Published on April 9, 2018
Social media has never been as prevalent as it is now. Staying connected by way of these two-way communication platforms is a daily custom for many and we’re more tuned in than ever. We live in a world fixed on the present and capturing every moment; when we’re doing something interesting we want to share this experience with others in real time.
We’re seeing this trend growing more and more within the conventions industry. Conventions often provide both personal and professional development opportunities, so it’s common for attendees to want to share new knowledge and insights with their social networks in the moment, as it’s happening.
It also forms a community within the convention itself. Attendees can seek out a dialogue with other like-minded individuals attending the same event and forge new connections. Implementing an official hashtag for a convention is a great way to encourage this, in addition to increasing promotion and exposure of the event.
We saw this type of dialogue first hand when the Shaw Centre hosted SAAS North last November.
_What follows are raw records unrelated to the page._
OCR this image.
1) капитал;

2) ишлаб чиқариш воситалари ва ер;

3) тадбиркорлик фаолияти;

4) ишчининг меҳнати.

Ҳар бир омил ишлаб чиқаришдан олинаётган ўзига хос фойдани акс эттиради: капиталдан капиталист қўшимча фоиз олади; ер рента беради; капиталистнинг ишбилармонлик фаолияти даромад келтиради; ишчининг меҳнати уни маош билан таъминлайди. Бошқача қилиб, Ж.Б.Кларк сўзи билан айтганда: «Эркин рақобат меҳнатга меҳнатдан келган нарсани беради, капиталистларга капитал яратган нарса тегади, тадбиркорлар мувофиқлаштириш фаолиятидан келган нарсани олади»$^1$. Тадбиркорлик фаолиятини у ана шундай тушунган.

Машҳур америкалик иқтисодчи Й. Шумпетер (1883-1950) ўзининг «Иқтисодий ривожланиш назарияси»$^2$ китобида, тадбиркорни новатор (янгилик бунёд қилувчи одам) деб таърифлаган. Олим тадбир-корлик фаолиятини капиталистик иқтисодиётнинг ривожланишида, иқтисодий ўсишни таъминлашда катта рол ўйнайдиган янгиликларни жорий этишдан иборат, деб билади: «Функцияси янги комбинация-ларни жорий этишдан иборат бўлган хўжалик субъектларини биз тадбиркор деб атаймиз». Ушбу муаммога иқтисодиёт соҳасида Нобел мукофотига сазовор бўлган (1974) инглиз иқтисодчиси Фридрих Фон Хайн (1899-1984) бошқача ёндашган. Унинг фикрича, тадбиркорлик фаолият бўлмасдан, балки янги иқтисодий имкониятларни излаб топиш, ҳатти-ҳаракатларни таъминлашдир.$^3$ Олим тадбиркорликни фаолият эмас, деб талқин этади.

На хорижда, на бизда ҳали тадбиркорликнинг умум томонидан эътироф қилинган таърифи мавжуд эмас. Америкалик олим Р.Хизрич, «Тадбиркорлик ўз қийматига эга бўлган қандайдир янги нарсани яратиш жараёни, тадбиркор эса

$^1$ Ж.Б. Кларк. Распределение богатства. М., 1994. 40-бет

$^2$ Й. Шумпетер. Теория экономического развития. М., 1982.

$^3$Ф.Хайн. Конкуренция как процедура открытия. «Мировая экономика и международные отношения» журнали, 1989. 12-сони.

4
Attendees of this event are naturally very tech-savvy and passionate about the software as a service industry, so there was a significant amount of online interaction taking place, specifically on Twitter.
SAAS North also used Twitter to communicate live updates including daily agendas, key note speakers and panel discussions. It was a great way to keep delegates informed.
Live streaming via Instagram and Facebook have also become popular among convention organizers. It helps build engagement and provides a preview to individuals who aren’t attending the event, and perhaps influence them to consider attending in the future.
Lastly, incorporating photo opportunities into your convention can be a simple yet effective way to encourage attendees to take pictures and post them to their social media. Cannexus 2018, a national career development conference hosted at the Shaw Centre, approached this in a unique way by having a photographer on-site dedicated to taking headshots intended for LinkedIn profiles. Startup Canada is another example of a convention hosted at the Shaw Centre who utilized photo opportunities in the form of a backdrop setup in a high traffic area.
As our methods of communication and social media endlessly advance, the conventions industry adapts by finding new ways to integrate these mediums. It’s interesting to watch conventions raise the bar time and time again, and social media practices have become a huge part of this evolution. I look forward to seeing how these two areas continue to collaborate and support one another.